Falcon turned the hug into a fierce pounding on the back. “I can’t believe you did that. That was amazing.” He waved at the rubble heap that had been one of the soul constructs. “Did you know we were here? Did you come for us specifically, or were you looking for Prince Zirabo?”
“I heard you might be here. Who’s us? Father? Great Uncle Lao Zun? Our cousins? Teva and Ser Koh?”

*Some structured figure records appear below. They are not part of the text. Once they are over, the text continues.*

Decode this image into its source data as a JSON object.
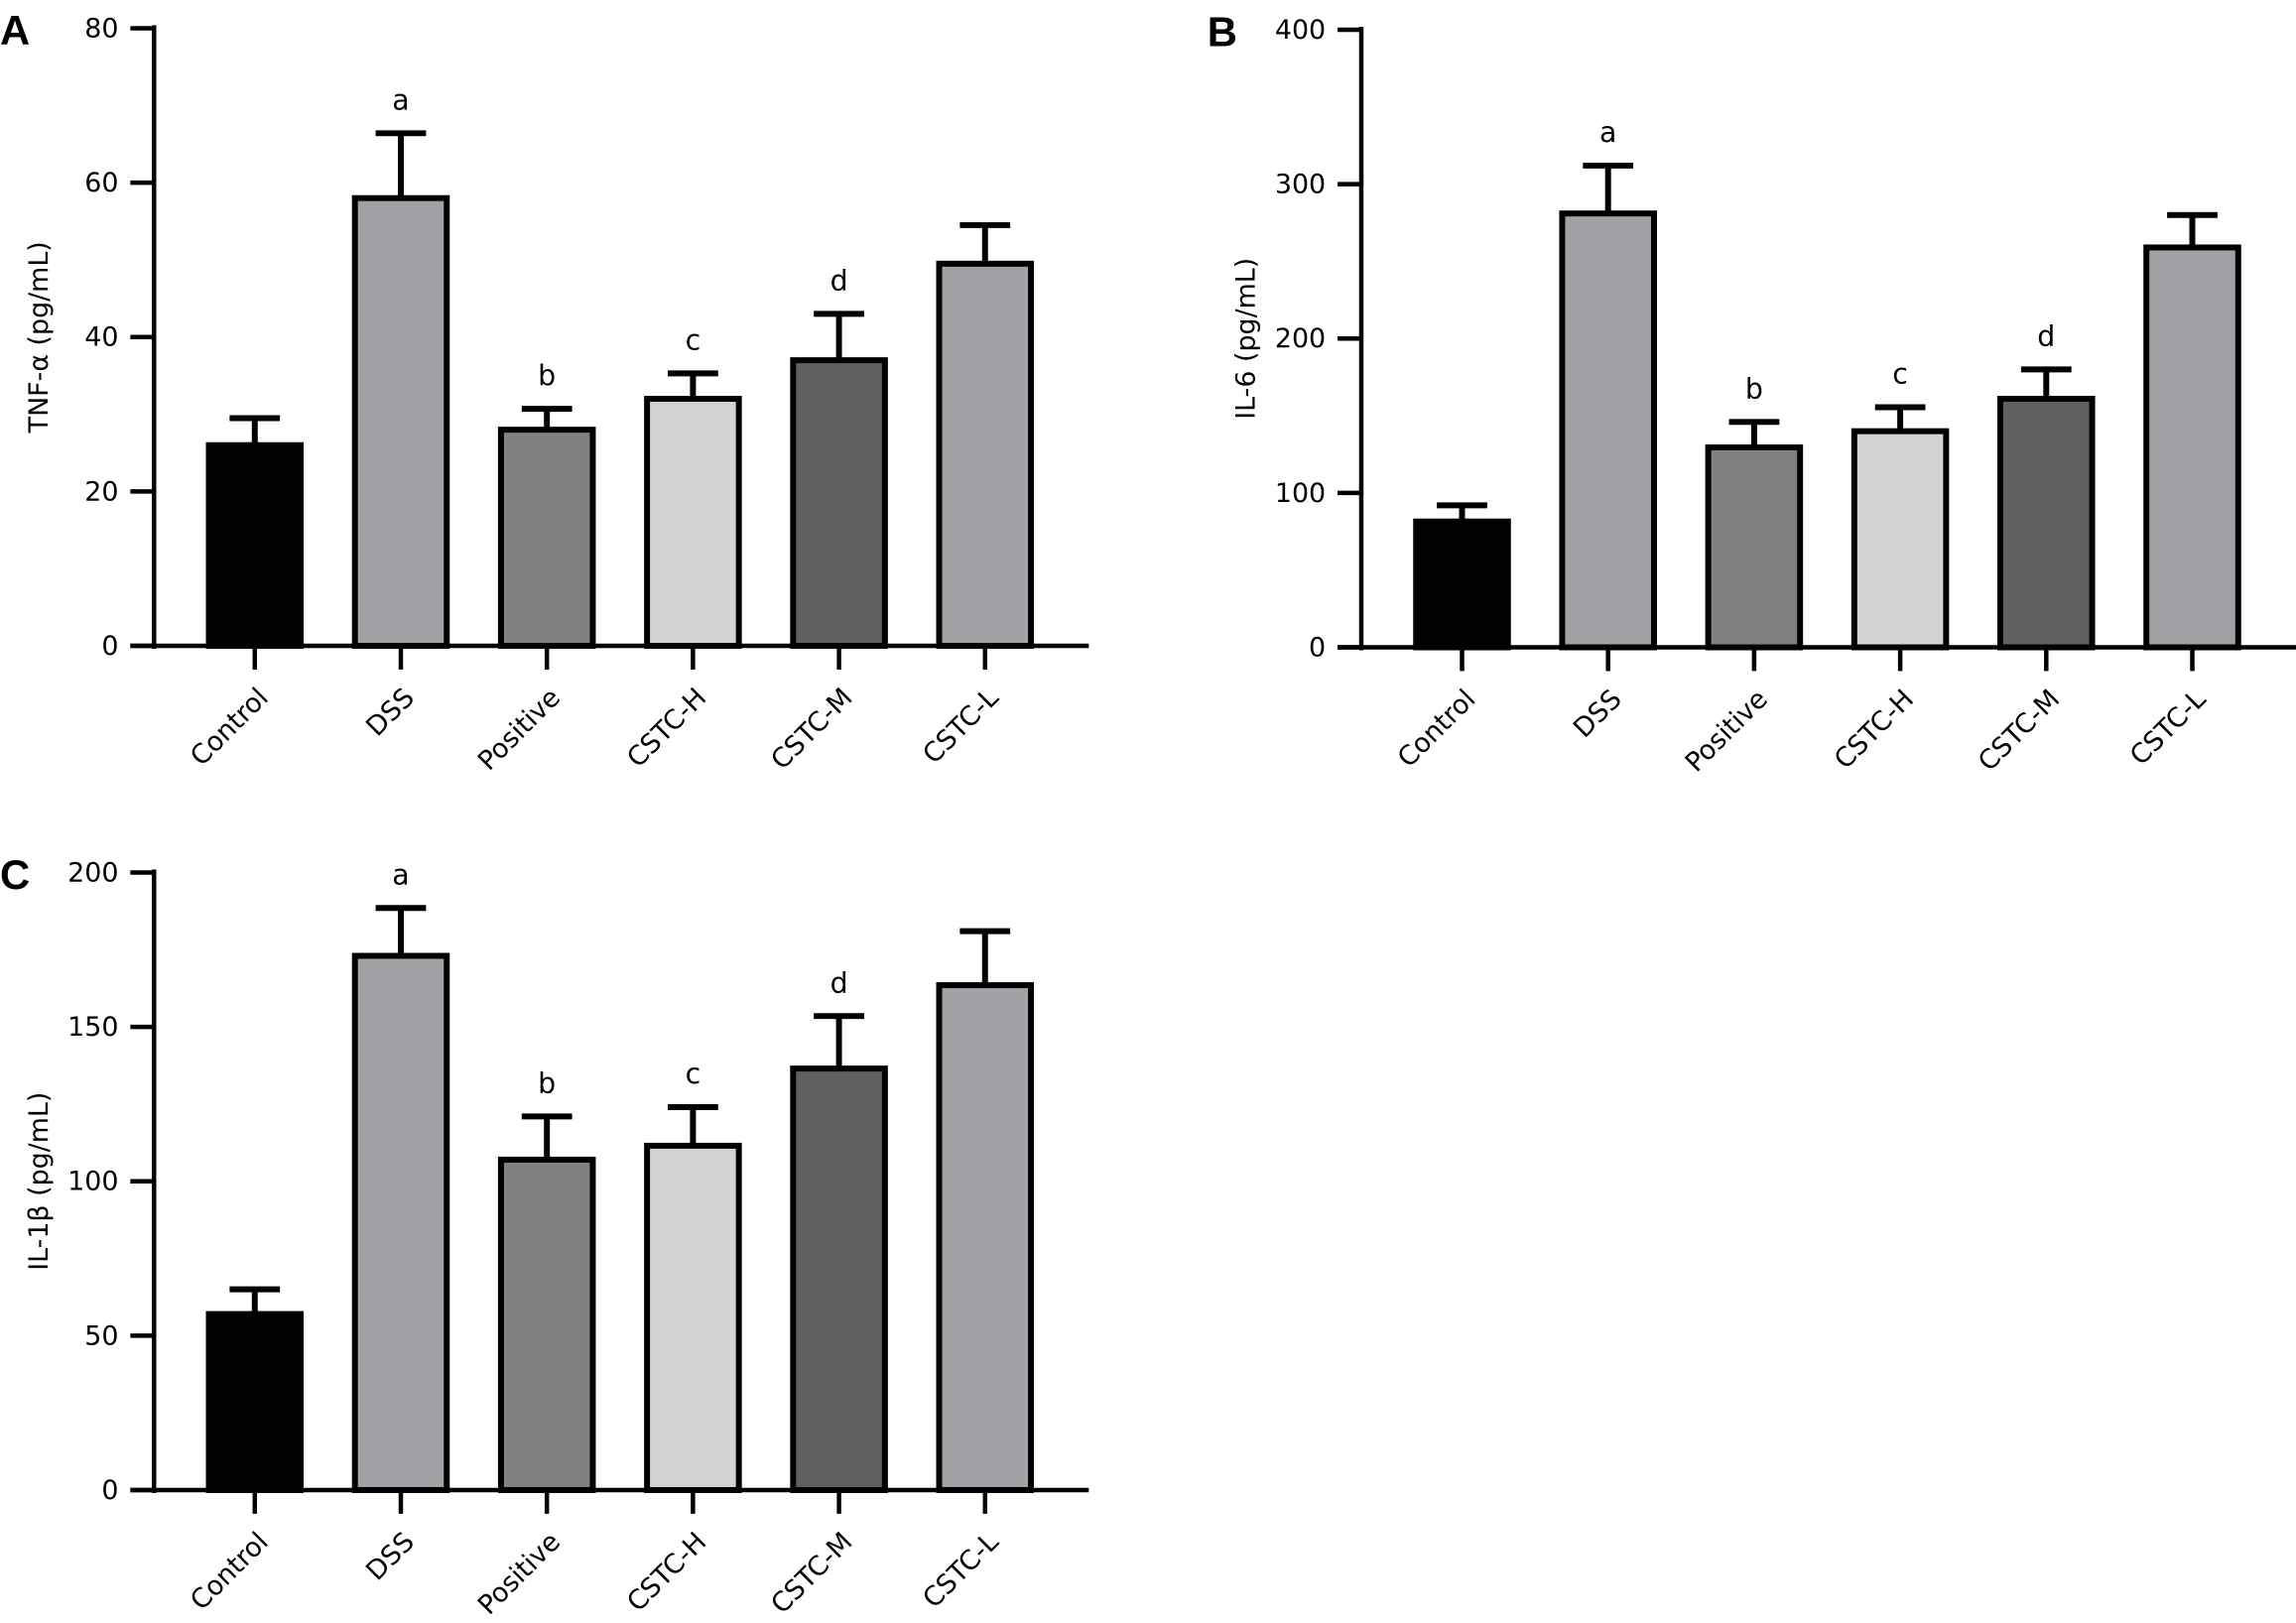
{
  "chart_data": [
    {
      "type": "bar",
      "panel_label": "A",
      "ylabel": "TNF-α (pg/mL)",
      "categories": [
        "Control",
        "DSS",
        "Positive",
        "CSTC-H",
        "CSTC-M",
        "CSTC-L"
      ],
      "values": [
        26,
        58,
        28,
        32,
        37,
        49.5
      ],
      "errors": [
        3.5,
        8.4,
        2.7,
        3.3,
        6,
        5
      ],
      "annotations": [
        null,
        "a",
        "b",
        "c",
        "d",
        null
      ],
      "colors": [
        "#000000",
        "#a0a0a5",
        "#808080",
        "#d3d3d3",
        "#606060",
        "#a0a0a5"
      ],
      "ylim": [
        0,
        80
      ],
      "yticks": [
        0,
        20,
        40,
        60,
        80
      ]
    },
    {
      "type": "bar",
      "panel_label": "B",
      "ylabel": "IL-6 (pg/mL)",
      "categories": [
        "Control",
        "DSS",
        "Positive",
        "CSTC-H",
        "CSTC-M",
        "CSTC-L"
      ],
      "values": [
        81.5,
        281,
        129.5,
        140,
        161,
        259
      ],
      "errors": [
        10.5,
        31,
        16.5,
        15.5,
        19,
        21
      ],
      "annotations": [
        null,
        "a",
        "b",
        "c",
        "d",
        null
      ],
      "colors": [
        "#000000",
        "#a0a0a5",
        "#808080",
        "#d3d3d3",
        "#606060",
        "#a0a0a5"
      ],
      "ylim": [
        0,
        400
      ],
      "yticks": [
        0,
        100,
        200,
        300,
        400
      ]
    },
    {
      "type": "bar",
      "panel_label": "C",
      "ylabel": "IL-1β (pg/mL)",
      "categories": [
        "Control",
        "DSS",
        "Positive",
        "CSTC-H",
        "CSTC-M",
        "CSTC-L"
      ],
      "values": [
        57,
        173,
        107,
        111.5,
        136.5,
        163.5
      ],
      "errors": [
        8,
        15.5,
        14,
        12.5,
        17,
        17.5
      ],
      "annotations": [
        null,
        "a",
        "b",
        "c",
        "d",
        null
      ],
      "colors": [
        "#000000",
        "#a0a0a5",
        "#808080",
        "#d3d3d3",
        "#606060",
        "#a0a0a5"
      ],
      "ylim": [
        0,
        200
      ],
      "yticks": [
        0,
        50,
        100,
        150,
        200
      ]
    }
  ]
}
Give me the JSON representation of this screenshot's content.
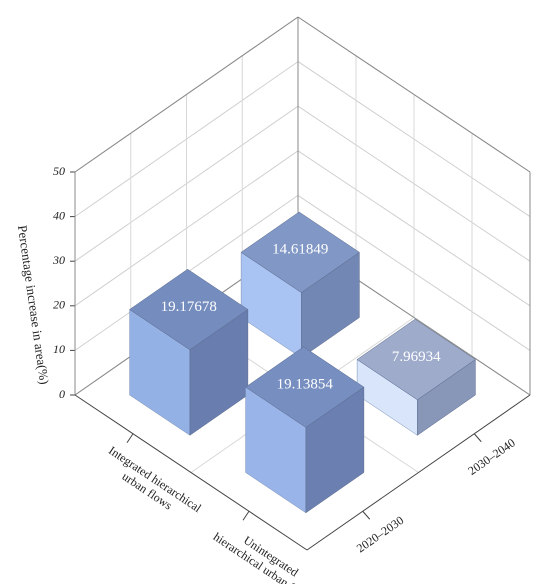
{
  "chart_data": {
    "type": "bar3d",
    "categories": [
      "Integrated hierarchical urban flows",
      "Unintegrated hierarchical urban flows"
    ],
    "series": [
      {
        "name": "2020–2030",
        "values": [
          19.17678,
          19.13854
        ],
        "colors": [
          "#94b1e6",
          "#98b4e9"
        ]
      },
      {
        "name": "2030–2040",
        "values": [
          14.61849,
          7.96934
        ],
        "colors": [
          "#a9c3f2",
          "#d8e5fb"
        ]
      }
    ],
    "zlabel": "Percentage increase in area(%)",
    "zlim": [
      0,
      50
    ],
    "zticks": [
      0,
      10,
      20,
      30,
      40,
      50
    ],
    "grid": true
  }
}
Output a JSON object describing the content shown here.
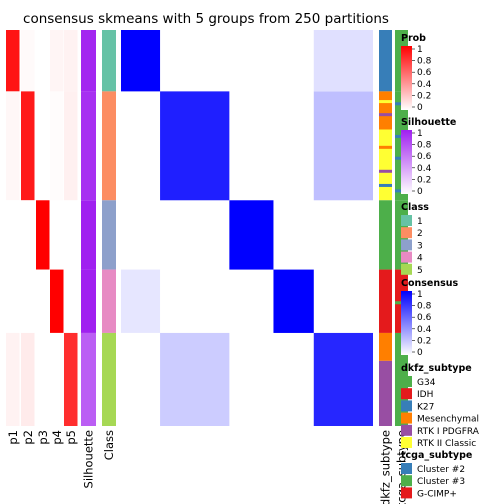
{
  "chart_data": {
    "type": "heatmap",
    "title": "consensus skmeans with 5 groups from 250 partitions",
    "column_labels": [
      "p1",
      "p2",
      "p3",
      "p4",
      "p5",
      "Silhouette",
      "Class",
      "dkfz_subtype",
      "tcga_subtype"
    ],
    "sample_groups": [
      {
        "class": "1",
        "fraction": 0.155,
        "prob": [
          0.92,
          0.02,
          0.0,
          0.04,
          0.05
        ],
        "silhouette": 0.97
      },
      {
        "class": "2",
        "fraction": 0.275,
        "prob": [
          0.03,
          0.9,
          0.0,
          0.01,
          0.06
        ],
        "silhouette": 0.93
      },
      {
        "class": "3",
        "fraction": 0.175,
        "prob": [
          0.0,
          0.0,
          1.0,
          0.0,
          0.0
        ],
        "silhouette": 1.0
      },
      {
        "class": "4",
        "fraction": 0.16,
        "prob": [
          0.0,
          0.0,
          0.0,
          1.0,
          0.0
        ],
        "silhouette": 1.0
      },
      {
        "class": "5",
        "fraction": 0.235,
        "prob": [
          0.05,
          0.08,
          0.0,
          0.0,
          0.82
        ],
        "silhouette": 0.72
      }
    ],
    "consensus_blocks": [
      {
        "rows": "1",
        "cols": "1",
        "value": 1.0
      },
      {
        "rows": "2",
        "cols": "2",
        "value": 0.88
      },
      {
        "rows": "3",
        "cols": "3",
        "value": 1.0
      },
      {
        "rows": "4",
        "cols": "4",
        "value": 1.0
      },
      {
        "rows": "5",
        "cols": "5",
        "value": 0.85
      },
      {
        "rows": "2",
        "cols": "5",
        "value": 0.25
      },
      {
        "rows": "5",
        "cols": "2",
        "value": 0.2
      },
      {
        "rows": "1",
        "cols": "5",
        "value": 0.12
      },
      {
        "rows": "4",
        "cols": "1",
        "value": 0.1
      }
    ],
    "legends": [
      {
        "title": "Prob",
        "type": "continuous",
        "ticks": [
          "1",
          "0.8",
          "0.6",
          "0.4",
          "0.2",
          "0"
        ],
        "colors": [
          "#ff0000",
          "#ffffff"
        ]
      },
      {
        "title": "Silhouette",
        "type": "continuous",
        "ticks": [
          "1",
          "0.8",
          "0.6",
          "0.4",
          "0.2",
          "0"
        ],
        "colors": [
          "#a020f0",
          "#ffffff"
        ]
      },
      {
        "title": "Class",
        "type": "discrete",
        "entries": [
          {
            "label": "1",
            "color": "#66c2a5"
          },
          {
            "label": "2",
            "color": "#fc8d62"
          },
          {
            "label": "3",
            "color": "#8da0cb"
          },
          {
            "label": "4",
            "color": "#e78ac3"
          },
          {
            "label": "5",
            "color": "#a6d854"
          }
        ]
      },
      {
        "title": "Consensus",
        "type": "continuous",
        "ticks": [
          "1",
          "0.8",
          "0.6",
          "0.4",
          "0.2",
          "0"
        ],
        "colors": [
          "#0000ff",
          "#ffffff"
        ]
      },
      {
        "title": "dkfz_subtype",
        "type": "discrete",
        "entries": [
          {
            "label": "G34",
            "color": "#4daf4a"
          },
          {
            "label": "IDH",
            "color": "#e41a1c"
          },
          {
            "label": "K27",
            "color": "#377eb8"
          },
          {
            "label": "Mesenchymal",
            "color": "#ff7f00"
          },
          {
            "label": "RTK I PDGFRA",
            "color": "#984ea3"
          },
          {
            "label": "RTK II Classic",
            "color": "#ffff33"
          }
        ]
      },
      {
        "title": "tcga_subtype",
        "type": "discrete",
        "entries": [
          {
            "label": "Cluster #2",
            "color": "#377eb8"
          },
          {
            "label": "Cluster #3",
            "color": "#4daf4a"
          },
          {
            "label": "G-CIMP+",
            "color": "#e41a1c"
          }
        ]
      }
    ]
  }
}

“Father’s here, and so are most of our cousins and the field hands. Some people escaped into the woods and didn’t get caught so we’re not sure about them. I wouldn’t have been caught either if not for that injury.” Falcon grimaced and pounded a fist against his thigh. “It’s not healing well on the horrible rations here, and sleeping on the rocks under that constant light didn’t help.” He made a rude gesture overhead to where the dome had stretched.
“I’m sorry you didn’t receive proper medical care.” Yanko felt a twinge of regret that he hadn’t taken Falcon along with him, but it wasn’t as if he’d had a healer along on his trip.
“I’m just glad you got away. I know Zirabo was holding out hope that you would get back.”
“Wait.” Yanko gripped Falcon’s arm as his earlier words sank in. “He’s not here, is he?”
“You didn’t know? I assumed that was what brought you here.”
“No, I heard from a Jee Gold Hawk that you and a lot of other moksu families were imprisoned here.”
“You came just for us?” Falcon appeared stunned. Or maybe even touched? “I knew you had that quest and that it would be dangerous. None of us expected you to turn up here. I was afraid if you did, it would be as a prisoner. Oh, I’m sorry you weren’t here a couple of weeks ago. Great Uncle Lao Zun… I’m sorry, Yanko, but he didn’t make it. He did for a while, but it was rough here on all of us. The soldiers didn’t care if we lived or died. We had to take care of each other the best we could with no magic, no first-aid supplies.”
Yanko slumped. Even though he was pleased to have reunited with his brother, the news crushed him. He wasn’t completely surprised since their great uncle had been in his eighties, but he’d been Yanko’s favorite relative. So often when his father had been cold and disapproving, Great Uncle Lao Zun had been there to tell tales or share some of his wise sayings. He’d never seemed to care much if Yanko became a warrior mage and redeemed the family’s honor.